Huge Jurassic fish found in clay quarry near Peterborough

Jamie Jordan with the fossils he discovered which he believes is a new species of prehistoric fish. Picture: Rowland Hobson.
Jamie Jordan with the fossils he discovered which he believes is a new species of prehistoric fish. Picture: Rowland Hobson.

A prolific fossil hunter from Peterborough may have made his most exciting find yet - a huge 165 million-year-old fish, perhaps unknown to science.

Jamie Jordan (22), founder of Fossils Galore, discovered the prehistoric relic while overseeing a digging operation by brickmakers Hanson at one of the firm’s clay quarries in the Whittlesey area.

Jamie Jordan with the fossils he discovered which he believes is a new species of prehistoric fish he found locally. Pictured at his lab in March

Jamie Jordan with the fossils he discovered which he believes is a new species of prehistoric fish he found locally. Pictured at his lab in March

Mr Jordan, a self-educated paleontologist who has lectured at the University of Cambridge, believes the specimen is either the most complete find of the little understood leedsichthys problematicus or an as yet undiscovered ancestor of the beast.
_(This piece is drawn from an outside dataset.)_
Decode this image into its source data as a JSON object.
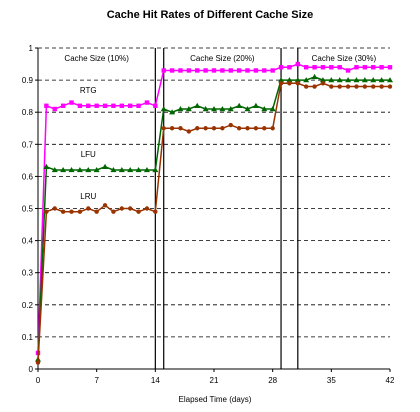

Mr Jordan and other volunteers from Fossils Galore have already found more than 8,000 bones from just one per cent of the material recovered from the site and estimates the project may last five to six years.

He said: “Every day I work on it it’s like living the dream. It’s absolutely amazing.”

Mr Jordan said he was left “gobsmacked” when Hanson’s digger unearthed the fossilised remains of the fish in front of his eyes in May. He said: “I jumped straight down there as soon as I saw it and told the digger to stop. I shouted at the driver because I didn’t want it to get destroyed.”

Between June 14 and June 22, the specimen was excavated by volunteers from Fossils Galore. The depth of the find means the specimen pre-dates the previously discovered examples of leedsichthys problematicus by seven million years and, in addition, the unusual nature of the bones may mean it is a forebearer of the Jurassic creature.

Mr Jordan, from Werrington, said: “We have come across bones which we have never seen before.”

On the basis of the fossils, Mr Jordan estimates the beast may have been 26 metres long. David Weeks, spokesman for Hanson, said: “It shows the important part the quarry industry has to play in discovering and protecting our heritage.

“We are very keen to do whatever we can to help the archaeologists understand what life was like in the this part of the world millions of years ago.”

You can see the team work on the find for free at its premises in High Street, March.